POLİTİKA - 20 Haziran 2018 Çarşamba 12:42

Şentop: "Tarihin ve geleceğin en önemli seçimi"

A
A
A
Şentop: "Tarihin ve geleceğin en önemli seçimi"

TBMM Anayasa Komisyonu Başkanı ve AK Parti Tekirdağ Milletvekili Adayı Prof.

TBMM Anayasa Komisyonu Başkanı ve AK Parti Tekirdağ Milletvekili Adayı Prof. Dr. Mustafa Şentop, "Tarihin en önemli seçimlerinden bir tanesi. Benim iddiama göre gelecekteki yapılacak seçimlerin de en önemlisi. Türkiye bir sistem değişikliği yaptı. Bu mahiyette bir seçim daha olmayacak" dedi.


TBMM Anayasa Komisyonu Başkanı Şentop, beraberindeki Tekirdağ Milletvekili Adayı Abdullah Öğe, Tekirdağ İl Başkanı Cüneyt Yüksel, Çerkezköy İlçe Başkanı Ercan Tanışık ve çok sayıda partili, Çerkezköy Ticaret ve Sanayi Odası’nı ziyaret etti. AK Partili heyeti, Çerkezköy Ticaret ve Sanayi Odası Yönetim Kurulu Başkanı Süleyman Kozuva ile Çerkezköy Ticaret ve Sanayi Odası Meclis Başkanı Hacı Mehmet Erdoğan karşıladı.
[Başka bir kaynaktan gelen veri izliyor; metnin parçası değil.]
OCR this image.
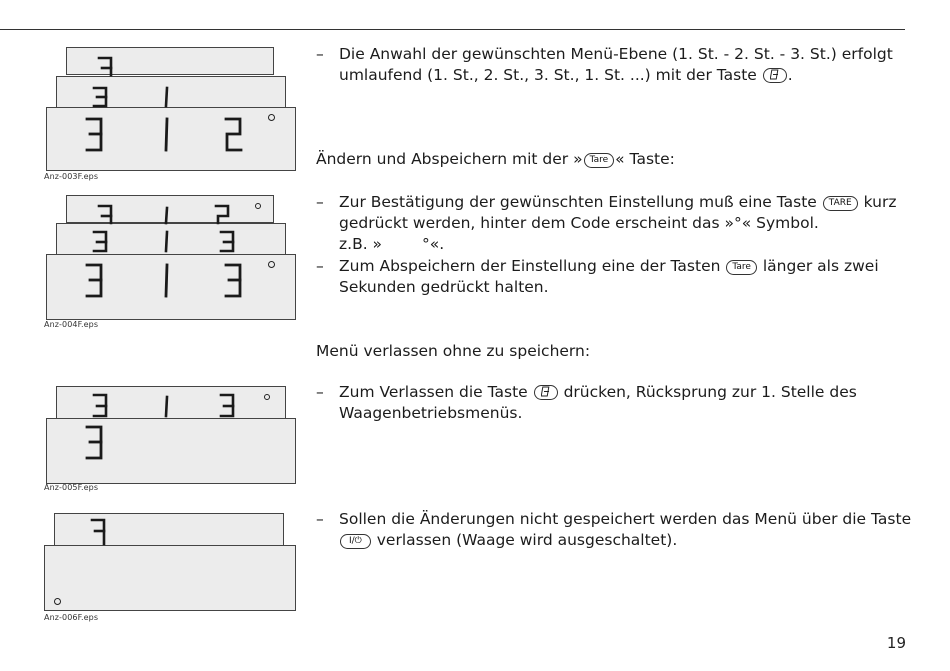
Anz-003F.eps
Anz-004F.eps
Anz-005F.eps
Anz-006F.eps
– Die Anwahl der gewünschten Menü-Ebene (1. St. - 2. St. - 3. St.) erfolgt
umlaufend (1. St., 2. St., 3. St., 1. St. ...) mit der Taste .
Ändern und Abspeichern mit der » Tare « Taste:
– Zur Bestätigung der gewünschten Einstellung muß eine Taste TARE kurz
gedrückt werden, hinter dem Code erscheint das »°« Symbol.
z.B. »	°«.
– Zum Abspeichern der Einstellung eine der Tasten Tare länger als zwei
Sekunden gedrückt halten.
Menü verlassen ohne zu speichern:
– Zum Verlassen die Taste drücken, Rücksprung zur 1. Stelle des
Waagenbetriebsmenüs.
– Sollen die Änderungen nicht gespeichert werden das Menü über die Taste
I/⏻ verlassen (Waage wird ausgeschaltet).
19
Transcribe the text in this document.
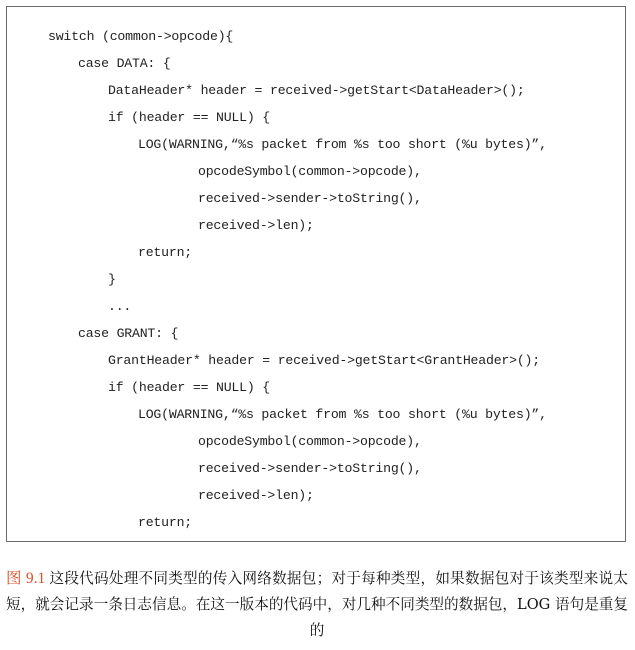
switch (common->opcode){
case DATA: {
DataHeader* header = received->getStart<DataHeader>();
if (header == NULL) {
LOG(WARNING,“%s packet from %s too short (%u bytes)”,
opcodeSymbol(common->opcode),
received->sender->toString(),
received->len);
return;
}
...
case GRANT: {
GrantHeader* header = received->getStart<GrantHeader>();
if (header == NULL) {
LOG(WARNING,“%s packet from %s too short (%u bytes)”,
opcodeSymbol(common->opcode),
received->sender->toString(),
received->len);
return;
图 9.1 这段代码处理不同类型的传入网络数据包；对于每种类型，如果数据包对于该类型来说太短，就会记录一条日志信息。在这一版本的代码中，对几种不同类型的数据包，LOG 语句是重复的
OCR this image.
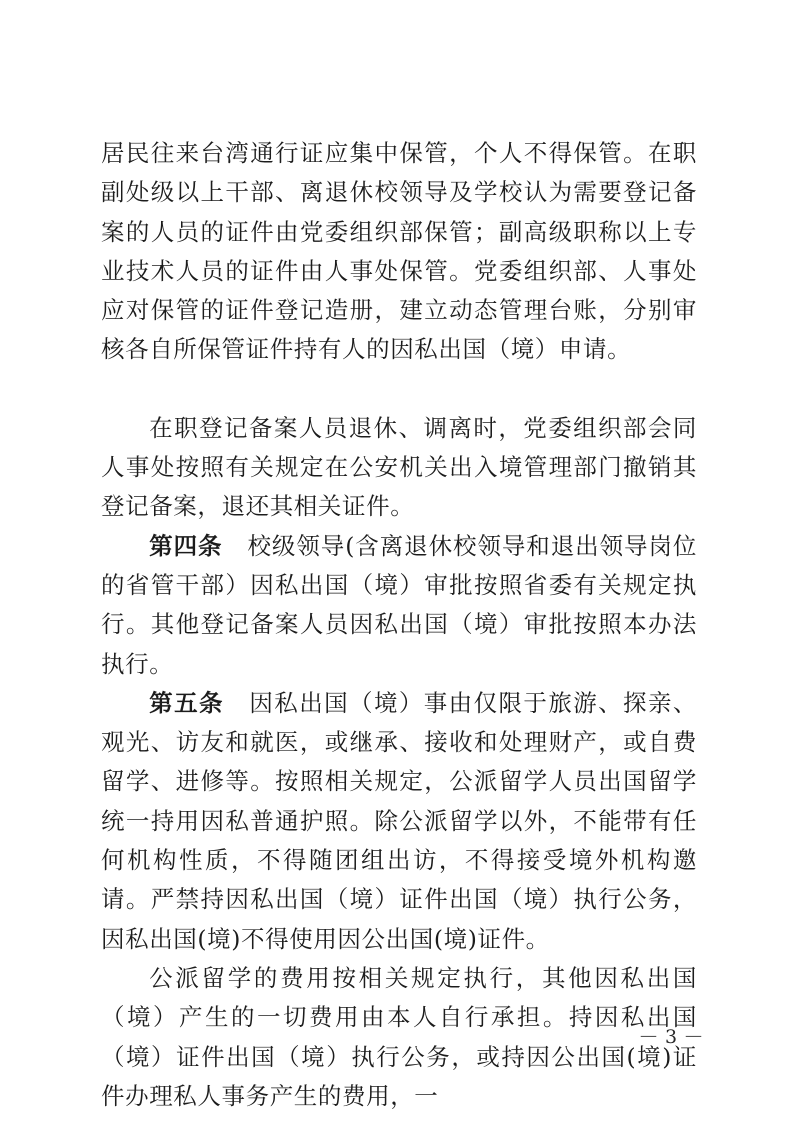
居民往来台湾通行证应集中保管，个人不得保管。在职副处级以上干部、离退休校领导及学校认为需要登记备案的人员的证件由党委组织部保管；副高级职称以上专业技术人员的证件由人事处保管。党委组织部、人事处应对保管的证件登记造册，建立动态管理台账，分别审核各自所保管证件持有人的因私出国（境）申请。

在职登记备案人员退休、调离时，党委组织部会同人事处按照有关规定在公安机关出入境管理部门撤销其登记备案，退还其相关证件。

第四条 校级领导(含离退休校领导和退出领导岗位的省管干部）因私出国（境）审批按照省委有关规定执行。其他登记备案人员因私出国（境）审批按照本办法执行。

第五条 因私出国（境）事由仅限于旅游、探亲、观光、访友和就医，或继承、接收和处理财产，或自费留学、进修等。按照相关规定，公派留学人员出国留学统一持用因私普通护照。除公派留学以外，不能带有任何机构性质，不得随团组出访，不得接受境外机构邀请。严禁持因私出国（境）证件出国（境）执行公务，因私出国(境)不得使用因公出国(境)证件。

公派留学的费用按相关规定执行，其他因私出国（境）产生的一切费用由本人自行承担。持因私出国（境）证件出国（境）执行公务，或持因公出国(境)证件办理私人事务产生的费用，一

— 3 —
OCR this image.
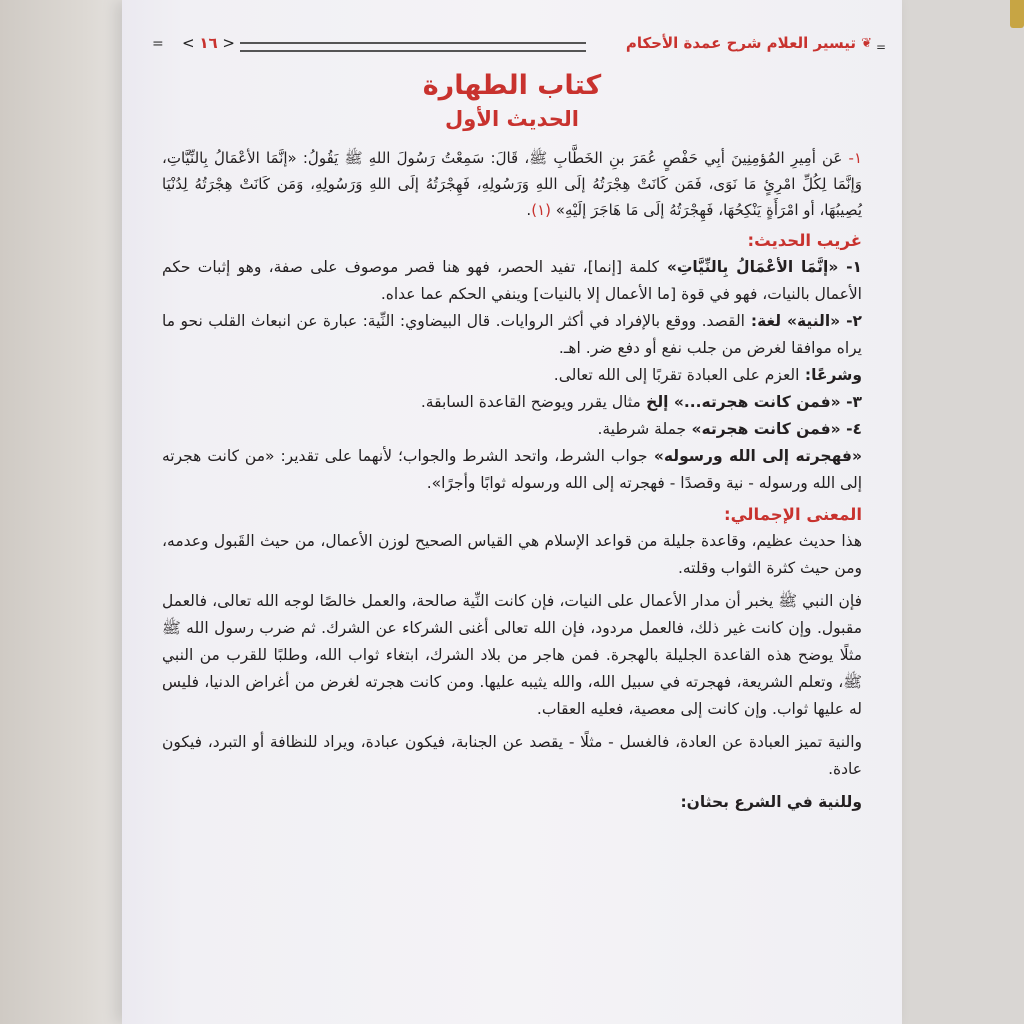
=
❦
تيسير العلام شرح عمدة الأحكام
< ١٦ >
=
كتاب الطهارة
الحديث الأول

١- عَن أمِيرِ المُؤمِنِينَ أبِي حَفْصٍ عُمَرَ بنِ الخَطَّابِ ﷺ، قَالَ: سَمِعْتُ رَسُولَ اللهِ ﷺ يَقُولُ: «إنَّمَا الأعْمَالُ بِالنِّيَّاتِ، وَإنَّمَا لِكُلِّ امْرِئٍ مَا نَوَى، فَمَن كَانَتْ هِجْرَتُهُ إلَى اللهِ وَرَسُولِهِ، فَهِجْرَتُهُ إلَى اللهِ وَرَسُولِهِ، وَمَن كَانَتْ هِجْرَتُهُ لِدُنْيَا يُصِيبُهَا، أو امْرَأَةٍ يَنْكِحُهَا، فَهِجْرَتُهُ إلَى مَا هَاجَرَ إلَيْهِ» (١).

غريب الحديث:

١- «إنَّمَا الأعْمَالُ بِالنِّيَّاتِ» كلمة [إنما]، تفيد الحصر، فهو هنا قصر موصوف على صفة، وهو إثبات حكم الأعمال بالنيات، فهو في قوة [ما الأعمال إلا بالنيات] وينفي الحكم عما عداه.

٢- «النية» لغة: القصد. ووقع بالإفراد في أكثر الروايات. قال البيضاوي: النِّية: عبارة عن انبعاث القلب نحو ما يراه موافقا لغرض من جلب نفع أو دفع ضر. اهـ.

وشرعًا: العزم على العبادة تقربًا إلى الله تعالى.

٣- «فمن كانت هجرته...» إلخ مثال يقرر ويوضح القاعدة السابقة.

٤- «فمن كانت هجرته» جملة شرطية.

«فهجرته إلى الله ورسوله» جواب الشرط، واتحد الشرط والجواب؛ لأنهما على تقدير: «من كانت هجرته إلى الله ورسوله - نية وقصدًا - فهجرته إلى الله ورسوله ثوابًا وأجرًا».

المعنى الإجمالي:

هذا حديث عظيم، وقاعدة جليلة من قواعد الإسلام هي القياس الصحيح لوزن الأعمال، من حيث القَبول وعدمه، ومن حيث كثرة الثواب وقلته.

فإن النبي ﷺ يخبر أن مدار الأعمال على النيات، فإن كانت النِّية صالحة، والعمل خالصًا لوجه الله تعالى، فالعمل مقبول. وإن كانت غير ذلك، فالعمل مردود، فإن الله تعالى أغنى الشركاء عن الشرك. ثم ضرب رسول الله ﷺ مثلًا يوضح هذه القاعدة الجليلة بالهجرة. فمن هاجر من بلاد الشرك، ابتغاء ثواب الله، وطلبًا للقرب من النبي ﷺ، وتعلم الشريعة، فهجرته في سبيل الله، والله يثيبه عليها. ومن كانت هجرته لغرض من أغراض الدنيا، فليس له عليها ثواب. وإن كانت إلى معصية، فعليه العقاب.

والنية تميز العبادة عن العادة، فالغسل - مثلًا - يقصد عن الجنابة، فيكون عبادة، ويراد للنظافة أو التبرد، فيكون عادة.

وللنية في الشرع بحثان:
"Bağlantı yolu için harekete geçti"


Burada Meclis Başkanı Hacı Mehmet Erdoğan, Anayasa Komisyonu Başkanı ve Tekirdağ Milletvekili Adayı Mustafa Şentop’tan Veliköy OSB’den İstanbul otoban bağlantı yolu için destek istedi. Daha önce Ulaştırma, Denizcilik ve Haberleşme Bakanı Ahmet Arslan’a gereken tüm dosyaları teslim ettiklerini kaydeden Erdoğan, yapılacak bağlantı yolunun Veliköy, Yalıboyu, Velimeşe ve Karaağaç OSB için büyük bir kolaylık olacağını ifade etti. Şentop, Erdoğan’ın talebi üzerine Karayolları Bölge Müdürlüğü ile görüşme gerçekleştirdi. Seçim sonrasında bir planlama yapılacağını kaydeden Şentop, konuyu ele alacaklarını söyledi.



"Durmak yok yola devam"


Çerkezköy Ticaret ve Sanayi Odası Yönetim Kurulu Başkanı Süleyman Kozuva ise ziyaretten duyduğu memnuniyeti dile getirdi ve sözü daha sonra AK Parti Tekirdağ Milletvekili Adayı Abdullah Öğe’ye bıraktı. Öğe, "Ziyaretimizi kabul ettiğiniz için teşekkürler. Burada her birimiz ile geçmişi olan birisiyim. Sizlerle çok ortamda beraber olduk. AK Parti’de siyaset yaparak sizlere, Çerkezköy’e hizmet etmekteyiz. Büyüklerimiz bizi adaylığı layık gördü ve bu süre zarfında da çalışmalarımızı gerçekleştiriyoruz. Sloganımız belli ‘durmak yok yola devam’ diyoruz" dedi.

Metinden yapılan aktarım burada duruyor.